Bu yüzden Hristiyanlık yanlıştır, dememizin sebebi Papanın ne kadar bilgili olup olmaması değil, hristiyanlığın dayandırıldığı kaynak olan İncil'in tahrif olunmuş bulunması, günümüzde sağlam olmamasıdır.

Ateizm yanlıştır, dememizin nedenini herhalde belirtmemiz gerekmemektedir. Bir iyne bile ustasız var olamazken, bu kainatın ve onun müthiş düzeninin tesadüfen oluşduğunu söylemenin ne kadar cahilce olduğu ortalıktadır.

İkincisi, biz her bilgili kişinin her dediği doğrudur dememekteyiz. Bizler diyoruz ki, siz ömrünü ilme adamış her dini kelamını bir delil ile esaslandıran İbnu Abbas, Cabir ibni Abdullah, İmam Azam, Malik bin Enes (radıyallahu anhum)'dan daha mı çok biliyorsunuz ki, şefaati, kabir azabını, hadislerin kaynak olduğunu inkar ediyorsunuz?!

İddia 2:
"Siz, alim dediğiniz kişilerin bizden daha çok bildiğini nereden biliyorsunuz? Alimlerden çok mu biliyorsunuz, sorusunu sorabilmeniz için alim dedikleriniz kadar bilgili olmanız ve alim dediklerinizin bilgisinin bizim bilgimizden daha çok olduğunu görebilmeniz lazım. Siz onlar kadar bilgili değilseniz, alim dediğiniz kişilerin bilgili olduğunu nereden biliyorsunuz?.."

Cevap 2:
Video'daki arkadaş da onaylar ki, Prof. Dr. Caner Taslaman bu videoyu hazırlayan kişilerden çok daha bilgili birisidir. Caner Taslamanın gerek felsefe, gerekse de din alanında bu videoyu hazırlayan kişilerden daha bilgili olduğunun bir diğer delili de Caner Taslaman konuşmalarının Sorgulayan Müslüman kanalına bir kaynak olmasıdır. Elbette ki, kaynak, alıntı yapan kişilerden daha bilgili biri olacaktır...

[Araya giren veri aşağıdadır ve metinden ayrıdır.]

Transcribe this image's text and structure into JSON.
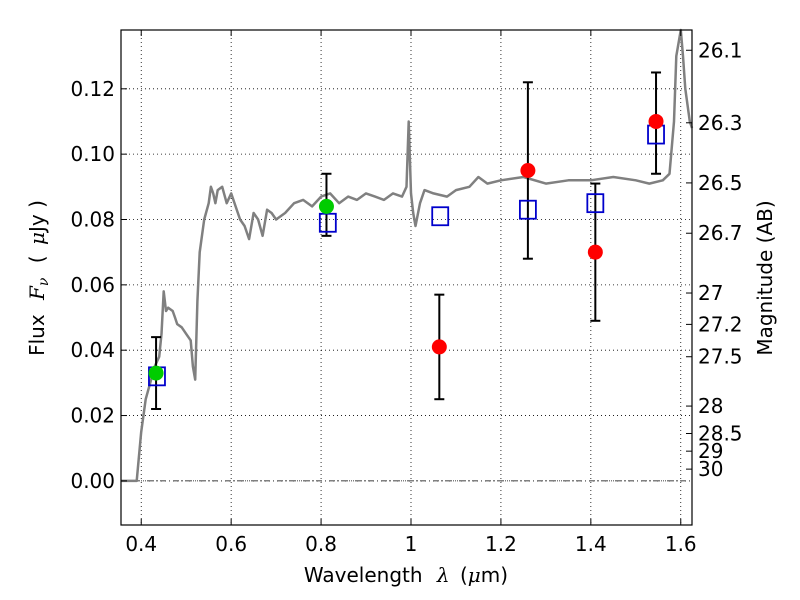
{
  "chart_data": {
    "type": "scatter",
    "xlabel": {
      "prefix": "Wavelength",
      "symbol": "λ",
      "unit_open": "(",
      "unit_mu": "μ",
      "unit_rest": "m)"
    },
    "ylabel": {
      "prefix": "Flux",
      "symbol": "F",
      "subscript": "ν",
      "unit_open": "(",
      "unit_mu": "μ",
      "unit_rest": "Jy )"
    },
    "y2label": "Magnitude (AB)",
    "xlim": [
      0.355,
      1.625
    ],
    "ylim": [
      -0.0135,
      0.138
    ],
    "grid": true,
    "x_ticks": [
      {
        "value": 0.4,
        "label": "0.4"
      },
      {
        "value": 0.6,
        "label": "0.6"
      },
      {
        "value": 0.8,
        "label": "0.8"
      },
      {
        "value": 1.0,
        "label": "1"
      },
      {
        "value": 1.2,
        "label": "1.2"
      },
      {
        "value": 1.4,
        "label": "1.4"
      },
      {
        "value": 1.6,
        "label": "1.6"
      }
    ],
    "y_ticks": [
      {
        "value": 0.0,
        "label": "0.00"
      },
      {
        "value": 0.02,
        "label": "0.02"
      },
      {
        "value": 0.04,
        "label": "0.04"
      },
      {
        "value": 0.06,
        "label": "0.06"
      },
      {
        "value": 0.08,
        "label": "0.08"
      },
      {
        "value": 0.1,
        "label": "0.10"
      },
      {
        "value": 0.12,
        "label": "0.12"
      }
    ],
    "mag_ticks": [
      {
        "flux": 0.1318,
        "label": "26.1"
      },
      {
        "flux": 0.1096,
        "label": "26.3"
      },
      {
        "flux": 0.0912,
        "label": "26.5"
      },
      {
        "flux": 0.0758,
        "label": "26.7"
      },
      {
        "flux": 0.0575,
        "label": "27"
      },
      {
        "flux": 0.0479,
        "label": "27.2"
      },
      {
        "flux": 0.038,
        "label": "27.5"
      },
      {
        "flux": 0.0229,
        "label": "28"
      },
      {
        "flux": 0.0145,
        "label": "28.5"
      },
      {
        "flux": 0.0091,
        "label": "29"
      },
      {
        "flux": 0.0036,
        "label": "30"
      }
    ],
    "colors": {
      "spectrum": "#808080",
      "model_box": "#0000cc",
      "red_point": "#ff0000",
      "green_point": "#00cc00",
      "error_bar": "#000000",
      "grid": "#000000"
    },
    "sed_spectrum": {
      "x": [
        0.355,
        0.38,
        0.39,
        0.4,
        0.41,
        0.42,
        0.43,
        0.44,
        0.445,
        0.45,
        0.455,
        0.46,
        0.47,
        0.475,
        0.48,
        0.49,
        0.5,
        0.51,
        0.515,
        0.52,
        0.525,
        0.53,
        0.54,
        0.55,
        0.555,
        0.56,
        0.565,
        0.57,
        0.58,
        0.59,
        0.6,
        0.61,
        0.62,
        0.63,
        0.64,
        0.65,
        0.66,
        0.67,
        0.68,
        0.69,
        0.7,
        0.72,
        0.74,
        0.76,
        0.78,
        0.8,
        0.82,
        0.84,
        0.86,
        0.88,
        0.9,
        0.92,
        0.94,
        0.96,
        0.98,
        0.99,
        0.995,
        1.0,
        1.005,
        1.01,
        1.02,
        1.03,
        1.05,
        1.08,
        1.1,
        1.13,
        1.15,
        1.17,
        1.2,
        1.25,
        1.3,
        1.35,
        1.4,
        1.45,
        1.5,
        1.53,
        1.56,
        1.575,
        1.585,
        1.59,
        1.6,
        1.605,
        1.61,
        1.62,
        1.625
      ],
      "y": [
        0.0,
        0.0,
        0.0,
        0.015,
        0.025,
        0.03,
        0.035,
        0.038,
        0.045,
        0.058,
        0.052,
        0.053,
        0.052,
        0.05,
        0.048,
        0.047,
        0.045,
        0.043,
        0.035,
        0.031,
        0.055,
        0.07,
        0.08,
        0.085,
        0.09,
        0.088,
        0.085,
        0.089,
        0.09,
        0.085,
        0.088,
        0.084,
        0.08,
        0.078,
        0.074,
        0.082,
        0.08,
        0.075,
        0.083,
        0.082,
        0.08,
        0.082,
        0.085,
        0.086,
        0.084,
        0.087,
        0.088,
        0.085,
        0.087,
        0.086,
        0.088,
        0.087,
        0.086,
        0.088,
        0.087,
        0.09,
        0.11,
        0.088,
        0.082,
        0.078,
        0.085,
        0.089,
        0.088,
        0.087,
        0.089,
        0.09,
        0.093,
        0.091,
        0.092,
        0.093,
        0.091,
        0.092,
        0.092,
        0.093,
        0.092,
        0.091,
        0.092,
        0.094,
        0.11,
        0.13,
        0.14,
        0.13,
        0.12,
        0.11,
        0.108
      ]
    },
    "model_points": {
      "x": [
        0.435,
        0.815,
        1.065,
        1.26,
        1.41,
        1.545
      ],
      "y": [
        0.032,
        0.079,
        0.081,
        0.083,
        0.085,
        0.106
      ]
    },
    "observed_points": [
      {
        "x": 0.433,
        "y": 0.033,
        "yerr_low": 0.022,
        "yerr_high": 0.044,
        "color": "green"
      },
      {
        "x": 0.812,
        "y": 0.084,
        "yerr_low": 0.075,
        "yerr_high": 0.094,
        "color": "green"
      },
      {
        "x": 1.063,
        "y": 0.041,
        "yerr_low": 0.025,
        "yerr_high": 0.057,
        "color": "red"
      },
      {
        "x": 1.26,
        "y": 0.095,
        "yerr_low": 0.068,
        "yerr_high": 0.122,
        "color": "red"
      },
      {
        "x": 1.41,
        "y": 0.07,
        "yerr_low": 0.049,
        "yerr_high": 0.091,
        "color": "red"
      },
      {
        "x": 1.545,
        "y": 0.11,
        "yerr_low": 0.094,
        "yerr_high": 0.125,
        "color": "red"
      }
    ]
  }
}
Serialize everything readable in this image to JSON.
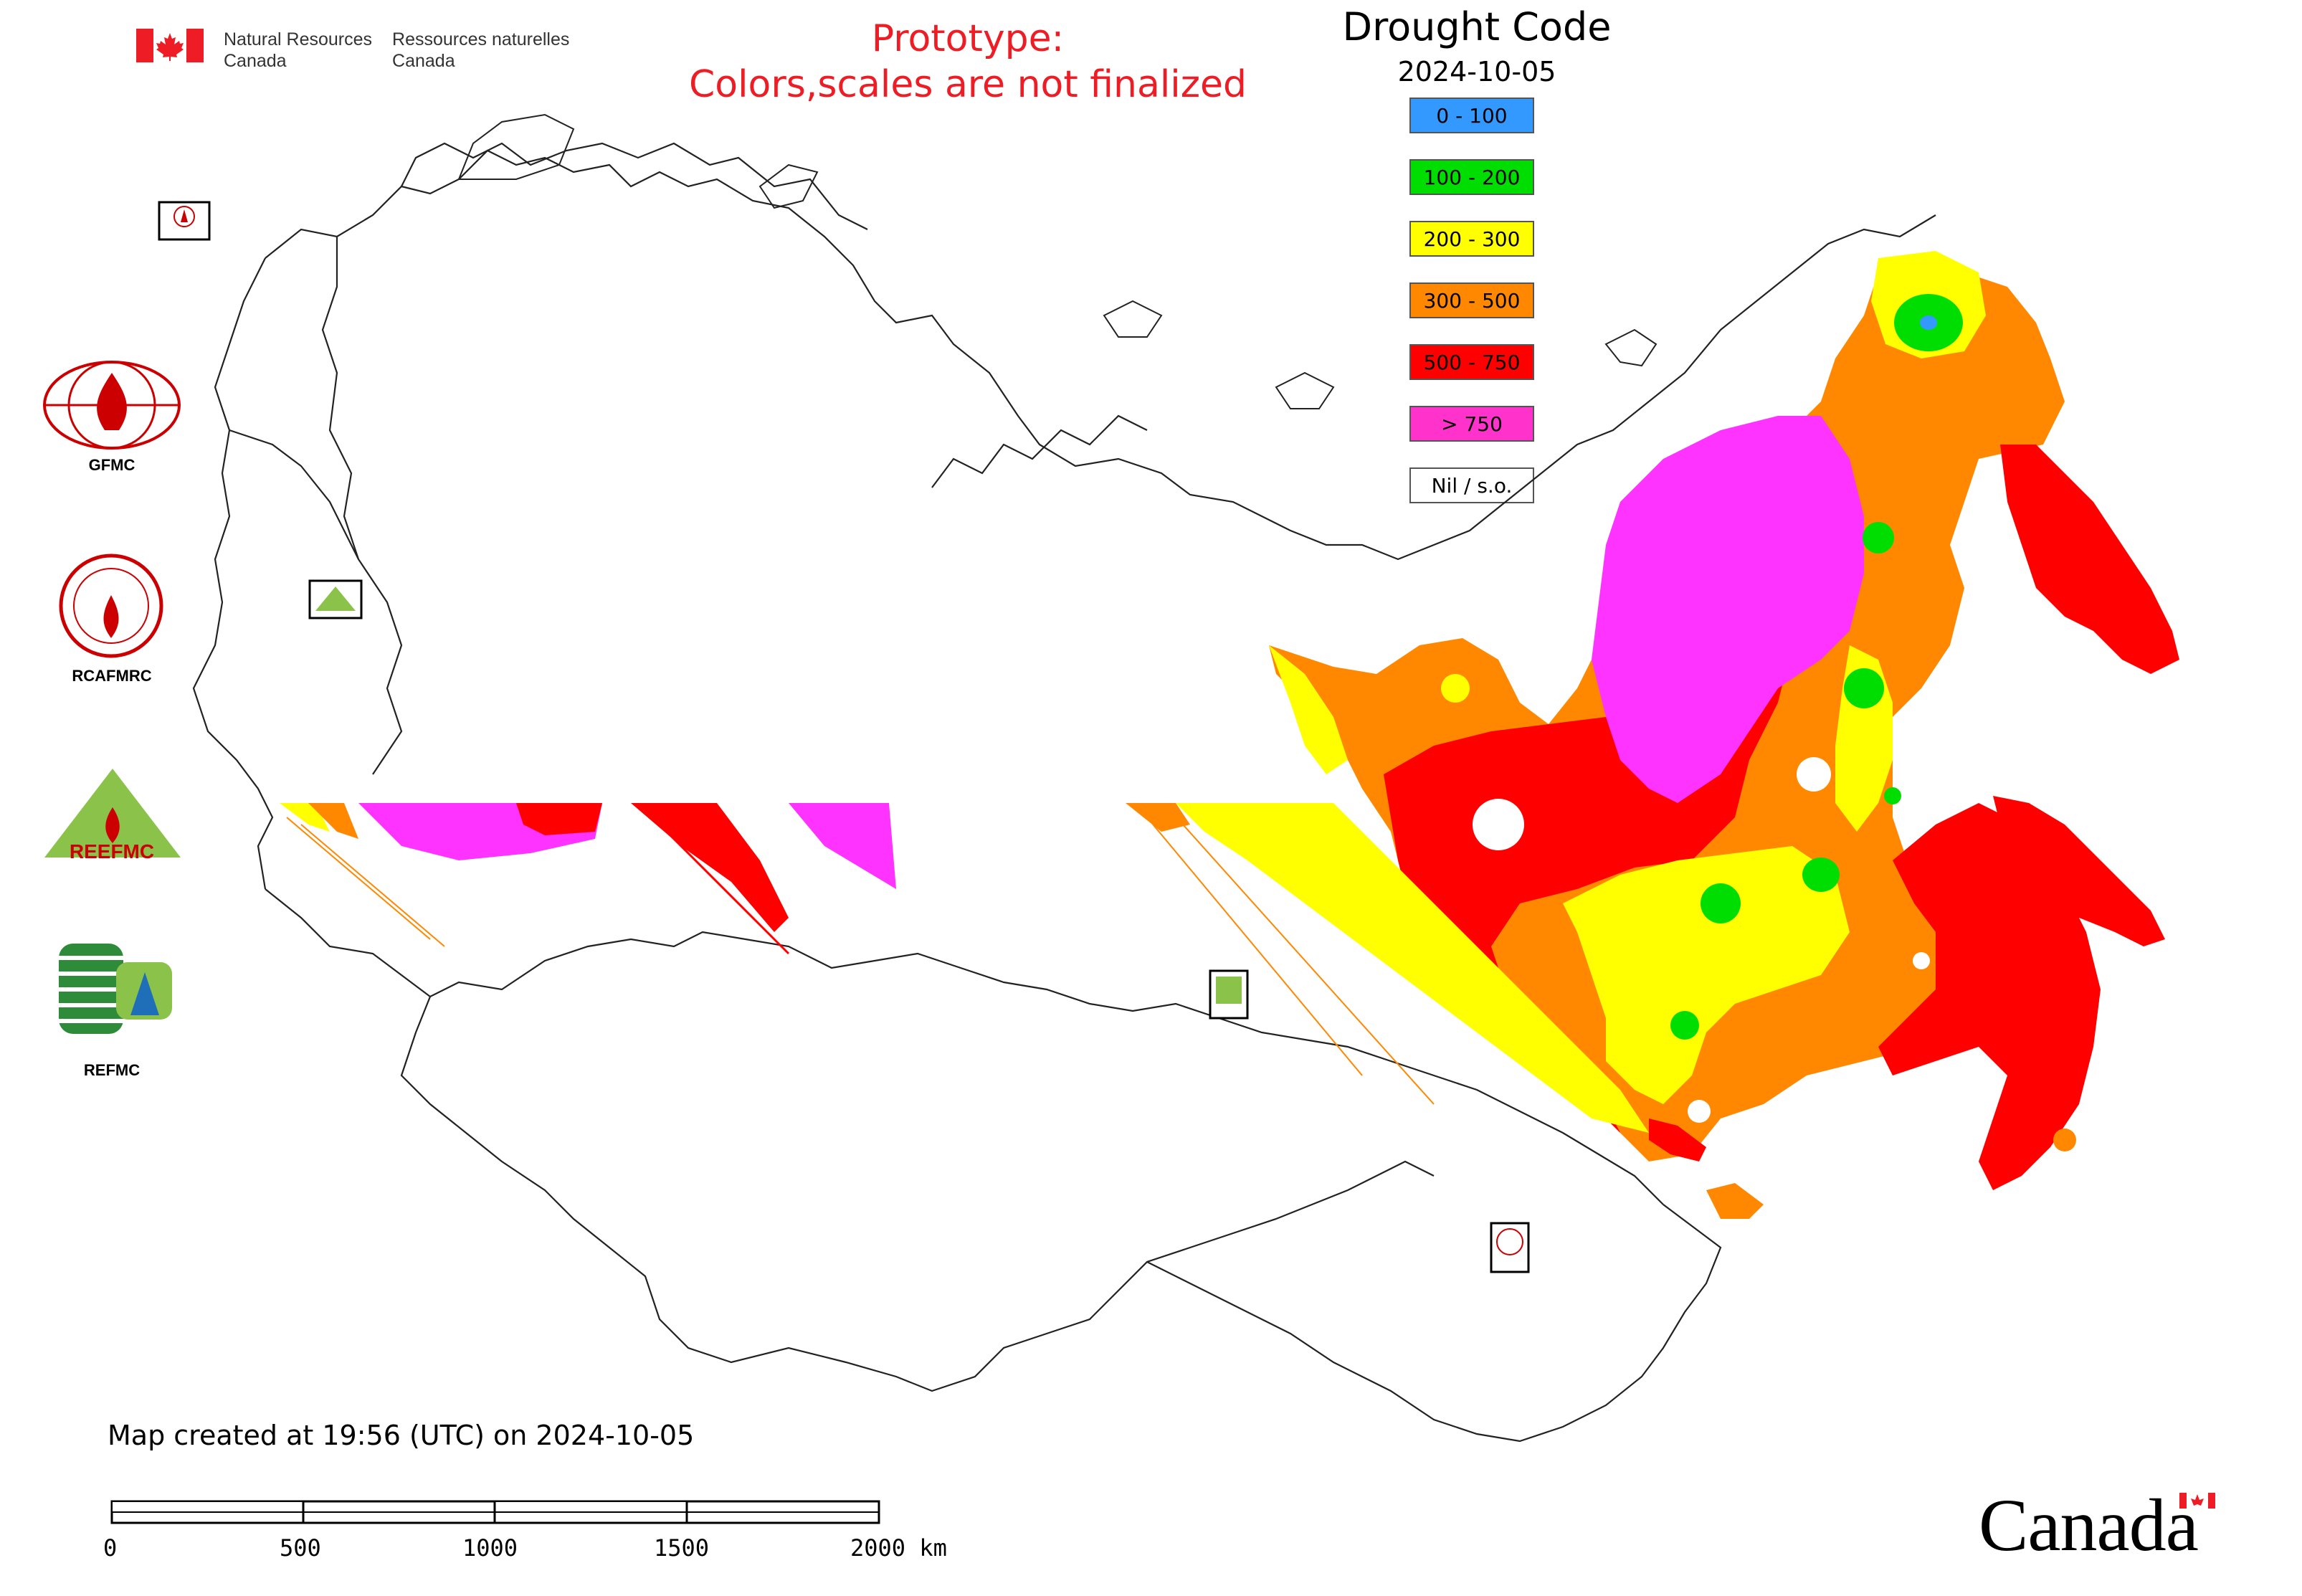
{
  "header": {
    "org_en_line1": "Natural Resources",
    "org_en_line2": "Canada",
    "org_fr_line1": "Ressources naturelles",
    "org_fr_line2": "Canada"
  },
  "prototype": {
    "line1": "Prototype:",
    "line2": "Colors,scales are not finalized"
  },
  "map": {
    "title": "Drought Code",
    "date": "2024-10-05",
    "legend": [
      {
        "label": "0 - 100",
        "color": "#3399ff"
      },
      {
        "label": "100 - 200",
        "color": "#00dd00"
      },
      {
        "label": "200 - 300",
        "color": "#ffff00"
      },
      {
        "label": "300 - 500",
        "color": "#ff8800"
      },
      {
        "label": "500 - 750",
        "color": "#ff0000"
      },
      {
        "label": "> 750",
        "color": "#ff33cc"
      },
      {
        "label": "Nil / s.o.",
        "color": "#ffffff"
      }
    ]
  },
  "logos": {
    "gfmc": "GFMC",
    "rcafmrc": "RCAFMRC",
    "reefmc": "REEFMC",
    "refmc": "REFMC"
  },
  "footer": {
    "created": "Map created at 19:56 (UTC) on 2024-10-05"
  },
  "scale_bar": {
    "labels": [
      "0",
      "500",
      "1000",
      "1500",
      "2000 km"
    ]
  },
  "wordmark": "Canada"
}
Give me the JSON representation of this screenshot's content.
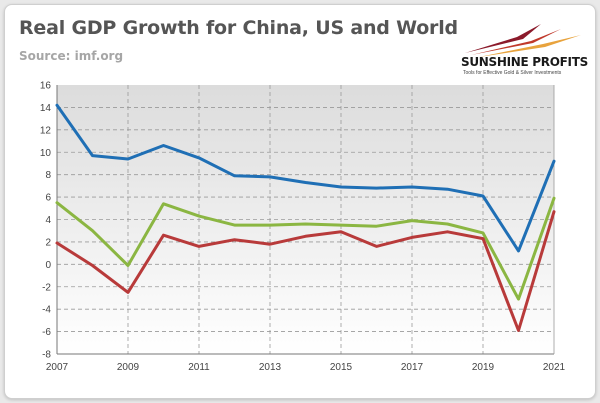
{
  "header": {
    "title": "Real GDP Growth for China, US and World",
    "source": "Source: imf.org"
  },
  "logo": {
    "name": "SUNSHINE PROFITS",
    "tagline": "Tools for Effective Gold & Silver Investments",
    "colors": [
      "#8b1a2b",
      "#c0392b",
      "#e8a33d"
    ]
  },
  "chart_data": {
    "type": "line",
    "title": "Real GDP Growth for China, US and World",
    "subtitle": "Source: imf.org",
    "x": [
      2007,
      2008,
      2009,
      2010,
      2011,
      2012,
      2013,
      2014,
      2015,
      2016,
      2017,
      2018,
      2019,
      2020,
      2021
    ],
    "x_tick_labels": [
      "2007",
      "2009",
      "2011",
      "2013",
      "2015",
      "2017",
      "2019",
      "2021"
    ],
    "y_tick_labels": [
      "16",
      "14",
      "12",
      "10",
      "8",
      "6",
      "4",
      "2",
      "0",
      "-2",
      "-4",
      "-6",
      "-8"
    ],
    "xlim": [
      2007,
      2021
    ],
    "ylim": [
      -8,
      16
    ],
    "grid": "dashed vertical and horizontal",
    "legend": "none",
    "plot_background": "gradient light gray",
    "series": [
      {
        "color": "#1f6fb5",
        "values": [
          14.2,
          9.7,
          9.4,
          10.6,
          9.5,
          7.9,
          7.8,
          7.3,
          6.9,
          6.8,
          6.9,
          6.7,
          6.1,
          1.2,
          9.2
        ]
      },
      {
        "color": "#8bb642",
        "values": [
          5.5,
          3.0,
          -0.1,
          5.4,
          4.3,
          3.5,
          3.5,
          3.6,
          3.5,
          3.4,
          3.9,
          3.6,
          2.8,
          -3.1,
          5.9
        ]
      },
      {
        "color": "#b83a3a",
        "values": [
          1.9,
          -0.1,
          -2.5,
          2.6,
          1.6,
          2.2,
          1.8,
          2.5,
          2.9,
          1.6,
          2.4,
          2.9,
          2.3,
          -5.9,
          4.7
        ]
      }
    ]
  }
}
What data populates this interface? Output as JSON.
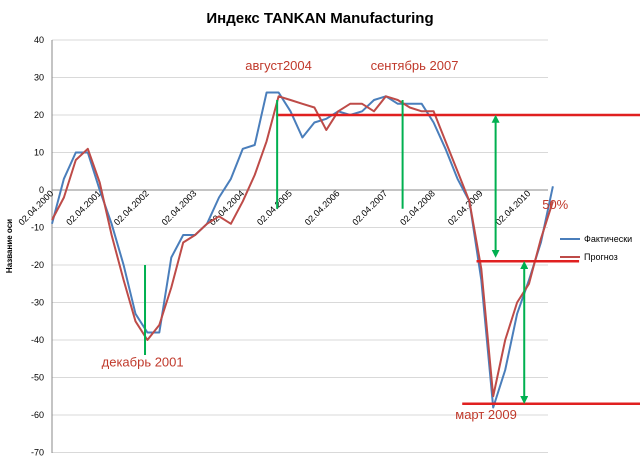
{
  "chart_data": {
    "type": "line",
    "title": "Индекс TANKAN Manufacturing",
    "ylabel": "Название оси",
    "ylim": [
      -70,
      40
    ],
    "yticks": [
      40,
      30,
      20,
      10,
      0,
      -10,
      -20,
      -30,
      -40,
      -50,
      -60,
      -70
    ],
    "x_tick_labels": [
      "02.04.2000",
      "02.04.2001",
      "02.04.2002",
      "02.04.2003",
      "02.04.2004",
      "02.04.2005",
      "02.04.2006",
      "02.04.2007",
      "02.04.2008",
      "02.04.2009",
      "02.04.2010"
    ],
    "grid": true,
    "legend_position": "right",
    "series": [
      {
        "name": "Фактически",
        "color": "#4a7ebb",
        "x": [
          2000.0,
          2000.25,
          2000.5,
          2000.75,
          2001.0,
          2001.25,
          2001.5,
          2001.75,
          2002.0,
          2002.25,
          2002.5,
          2002.75,
          2003.0,
          2003.25,
          2003.5,
          2003.75,
          2004.0,
          2004.25,
          2004.5,
          2004.75,
          2005.0,
          2005.25,
          2005.5,
          2005.75,
          2006.0,
          2006.25,
          2006.5,
          2006.75,
          2007.0,
          2007.25,
          2007.5,
          2007.75,
          2008.0,
          2008.25,
          2008.5,
          2008.75,
          2009.0,
          2009.25,
          2009.5,
          2009.75,
          2010.0,
          2010.25,
          2010.5
        ],
        "values": [
          -9,
          3,
          10,
          10,
          0,
          -9,
          -20,
          -33,
          -38,
          -38,
          -18,
          -12,
          -12,
          -9,
          -2,
          3,
          11,
          12,
          26,
          26,
          21,
          14,
          18,
          19,
          21,
          20,
          21,
          24,
          25,
          23,
          23,
          23,
          18,
          11,
          3,
          -3,
          -24,
          -58,
          -48,
          -33,
          -24,
          -14,
          1
        ]
      },
      {
        "name": "Прогноз",
        "color": "#be4b48",
        "x": [
          2000.0,
          2000.25,
          2000.5,
          2000.75,
          2001.0,
          2001.25,
          2001.5,
          2001.75,
          2002.0,
          2002.25,
          2002.5,
          2002.75,
          2003.0,
          2003.25,
          2003.5,
          2003.75,
          2004.0,
          2004.25,
          2004.5,
          2004.75,
          2005.0,
          2005.25,
          2005.5,
          2005.75,
          2006.0,
          2006.25,
          2006.5,
          2006.75,
          2007.0,
          2007.25,
          2007.5,
          2007.75,
          2008.0,
          2008.25,
          2008.5,
          2008.75,
          2009.0,
          2009.25,
          2009.5,
          2009.75,
          2010.0,
          2010.25,
          2010.5
        ],
        "values": [
          -8,
          -2,
          8,
          11,
          2,
          -12,
          -24,
          -35,
          -40,
          -36,
          -26,
          -14,
          -12,
          -9,
          -7,
          -9,
          -3,
          4,
          13,
          25,
          24,
          23,
          22,
          16,
          21,
          23,
          23,
          21,
          25,
          24,
          22,
          21,
          21,
          13,
          5,
          -3,
          -21,
          -55,
          -40,
          -30,
          -25,
          -13,
          -3
        ]
      }
    ],
    "annotations": {
      "labels": [
        {
          "text": "август2004",
          "x": 2004.75,
          "y": 32
        },
        {
          "text": "сентябрь 2007",
          "x": 2007.6,
          "y": 32
        },
        {
          "text": "декабрь 2001",
          "x": 2001.9,
          "y": -47
        },
        {
          "text": "март 2009",
          "x": 2009.1,
          "y": -61
        },
        {
          "text": "50%",
          "x": 2010.55,
          "y": -5
        }
      ],
      "hlines": [
        {
          "y": 20,
          "x_from": 2004.7,
          "x_to": 2012.6,
          "color": "#e02020"
        },
        {
          "y": -19,
          "x_from": 2008.9,
          "x_to": 2011.05,
          "color": "#e02020"
        },
        {
          "y": -57,
          "x_from": 2008.6,
          "x_to": 2012.6,
          "color": "#e02020"
        }
      ],
      "vlines": [
        {
          "x": 2001.95,
          "y_from": -20,
          "y_to": -44,
          "color": "#00b050"
        },
        {
          "x": 2004.72,
          "y_from": 24,
          "y_to": -5,
          "color": "#00b050"
        },
        {
          "x": 2007.35,
          "y_from": 24,
          "y_to": -5,
          "color": "#00b050"
        }
      ],
      "arrows": [
        {
          "x": 2009.3,
          "y_from": 19,
          "y_to": -17,
          "color": "#00b050"
        },
        {
          "x": 2009.9,
          "y_from": -20,
          "y_to": -56,
          "color": "#00b050"
        }
      ]
    }
  }
}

Ama bir televizyon programında hadislerin kaynak olamayacağını savunan Caner Taslaman, Ehl-i Sünnet akaidini müdafaa eden Yrd. Doç. Dr. Ebubekir Sifil'in önünde bilgi bağlamında zor anlar yaşadı. Örneğin, zayıf hadisin hükmünü bilemedi; Ebu Davud'un "Sünen" isimli eserini neden yazdığını bilemeyip, hadisleri toplamak için yazdı, dedi. Elbette ki Ebubekir Sifil hocamız İmam Azam, Malik bin Enes kadar büyük alim değildir. Fakat Caner Taslaman'dan dini bilgi bakımından daha çok malumatlı olduğu ortadadır.

Madem Prof. Dr. Caner Taslaman bu videoyu hazırlayan kişilerden çok daha bilgili birisi, ve madem Ebubekir Sifil Hocaefendi Caner Taslaman'dan dini bilgi bakımından daha çok malumatlı, o halde diyebiliriz ki bu videoyu hazırlayan kişiler değil İmam Azam, İmam Nesefi'den, hatta birçok Ehl-i Sünnet ilahiyatçılardan bile daha bilgisizler. Bunu İhsan Şenocak Hocaefendi ile Abdulaziz Bayındır'ın; Ebubekir Sifil Hocaefendi ile Caner Taslaman'ın; bu fakir kardeşiniz ile Cübbesiz Mahmut'un münazaraları ve diğer tartışmalar da isbat etmektedir. 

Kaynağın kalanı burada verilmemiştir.